On May 18, 2016, the U.S. Department of Labor released its final rule updating their overtime regulations, which takes effect on December 1, 2016. The focus of the rule is increasing the salary levels necessary for employees to be covered by the Executive, Administrative, and Professional exemptions to the overtime requirements. The duties tests for the white collar exemptions are not affected by the revisions. The primary provisions of the final rule are:
- The standard salary threshold for the white collar exemptions increased from $23,660 per year ($455/week) to $47,476 per year ($913/week).
- The total annual compensation requirement for highly compensated employees (HCE) subject to the minimal duties test is increased from $100,000 to $134,004 per year.
- The salary and compensation levels will automatically be updated every three years to maintain the levels at specified percentages of full-time salaried workers.
- Employers can now use nondiscretionary bonuses and incentive payments, including commissions, to satisfy up to 10 percent of the new standard salary level.

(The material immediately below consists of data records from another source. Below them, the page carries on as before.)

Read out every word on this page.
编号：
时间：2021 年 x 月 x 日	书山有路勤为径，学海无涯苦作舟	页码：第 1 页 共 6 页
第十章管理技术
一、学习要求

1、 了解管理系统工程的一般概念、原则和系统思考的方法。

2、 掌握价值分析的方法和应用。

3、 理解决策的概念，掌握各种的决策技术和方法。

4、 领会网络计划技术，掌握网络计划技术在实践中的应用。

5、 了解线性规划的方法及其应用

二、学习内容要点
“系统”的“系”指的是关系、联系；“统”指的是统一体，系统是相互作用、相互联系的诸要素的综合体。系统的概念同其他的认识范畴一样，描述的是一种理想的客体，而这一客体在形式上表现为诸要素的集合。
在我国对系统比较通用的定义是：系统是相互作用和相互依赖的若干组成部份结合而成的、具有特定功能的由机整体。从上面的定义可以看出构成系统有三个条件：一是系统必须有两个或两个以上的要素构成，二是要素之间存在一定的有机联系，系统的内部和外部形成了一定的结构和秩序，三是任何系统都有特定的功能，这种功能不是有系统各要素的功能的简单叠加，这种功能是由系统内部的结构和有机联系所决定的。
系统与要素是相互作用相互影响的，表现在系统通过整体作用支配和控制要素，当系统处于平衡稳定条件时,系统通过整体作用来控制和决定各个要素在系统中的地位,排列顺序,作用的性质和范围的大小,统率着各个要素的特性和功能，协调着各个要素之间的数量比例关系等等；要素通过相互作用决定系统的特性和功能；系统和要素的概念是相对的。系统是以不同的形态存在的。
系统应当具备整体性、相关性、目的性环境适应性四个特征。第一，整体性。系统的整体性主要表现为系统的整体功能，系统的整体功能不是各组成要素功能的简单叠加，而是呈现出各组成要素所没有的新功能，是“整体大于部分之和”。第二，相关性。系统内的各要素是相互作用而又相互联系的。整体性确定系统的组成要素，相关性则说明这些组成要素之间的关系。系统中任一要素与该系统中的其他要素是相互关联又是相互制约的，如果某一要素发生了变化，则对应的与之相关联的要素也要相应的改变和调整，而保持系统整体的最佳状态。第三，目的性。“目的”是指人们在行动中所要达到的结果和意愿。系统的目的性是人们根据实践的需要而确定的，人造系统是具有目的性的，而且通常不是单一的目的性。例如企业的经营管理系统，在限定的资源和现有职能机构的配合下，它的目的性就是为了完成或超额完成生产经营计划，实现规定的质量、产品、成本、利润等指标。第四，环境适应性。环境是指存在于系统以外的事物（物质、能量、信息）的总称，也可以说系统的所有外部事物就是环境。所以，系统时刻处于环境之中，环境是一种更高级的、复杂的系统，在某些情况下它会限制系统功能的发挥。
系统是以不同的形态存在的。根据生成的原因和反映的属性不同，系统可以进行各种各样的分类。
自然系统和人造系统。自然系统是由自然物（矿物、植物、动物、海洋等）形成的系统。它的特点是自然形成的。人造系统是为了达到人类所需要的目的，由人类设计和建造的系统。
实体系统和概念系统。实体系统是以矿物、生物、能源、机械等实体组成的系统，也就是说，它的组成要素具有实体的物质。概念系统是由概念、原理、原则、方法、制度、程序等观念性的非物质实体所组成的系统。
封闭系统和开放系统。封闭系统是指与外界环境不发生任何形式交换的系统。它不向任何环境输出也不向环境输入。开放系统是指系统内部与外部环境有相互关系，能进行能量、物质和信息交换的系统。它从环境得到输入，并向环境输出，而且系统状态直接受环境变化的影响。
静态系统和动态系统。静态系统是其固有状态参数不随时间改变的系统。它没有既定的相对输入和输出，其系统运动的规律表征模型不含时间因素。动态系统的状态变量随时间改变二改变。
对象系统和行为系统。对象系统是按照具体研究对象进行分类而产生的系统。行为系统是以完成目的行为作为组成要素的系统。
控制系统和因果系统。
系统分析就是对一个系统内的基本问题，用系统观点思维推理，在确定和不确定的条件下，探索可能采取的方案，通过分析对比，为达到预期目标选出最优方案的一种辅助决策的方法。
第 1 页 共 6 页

In considering the revision, the Department of Labor determined overtime pay was then available to 7 percent of full-time salaried employees, compared to 62 percent in 1975. Under the new rule, 35 percent of full-time salaried workers will now be entitled to overtime, based on their salary alone, without consideration of their duties. The Department of Labor predicts that the new rule will extend overtime pay to over 4 million workers within the first year of implementation.
The salary requirements will update automatically every three years, starting January 1, 2020. The updates will keep the standard salary level threshold equal to the 40th percentile of weekly earnings of full-time salaried workers in the lowest-wage Census Region. The HEC compensation level will also automatically update to keep the threshold equal to the 90th percentile of annual earnings of full-time salaried workers nationally. The updated salary levels will be published 150 days before their effective date, starting August 1, 2019.
In order for employers to credit nondiscretionary bonuses and incentive payments to the standard salary level test, the payments must be made at least quarterly. The credit is capped at 10 percent of the required salary amount. Although employers may not use nondiscretionary bonuses and incentive payments to satisfy the standard salary amount for HCEs, they can continue to use nondiscretionary deferred compensation to satisfy the total annual compensation requirement.
A variety of options are available to employers to deal with employees who were previously exempt but now subject to overtime under the new rule. Employers may decide to pay previously exempt employees overtime for hours worked in excess of 40 hours per week. In that scenario, an employer could reduce the base salary so that the overall pay with overtime is equivalent, so long as the base pay does not fall below minimum wage. If an employer determines it wants to keep an employee exempt, it could raise their rate of pay to exceed the threshold for the exemption. Employers may also determine to limit the hours worked by eligible employees to avoid overtime payments, although employers cannot refuse to pay overtime on the basis that it was not authorized.
Department of Labor guidance on the new rule and its application to employers can be found on their website.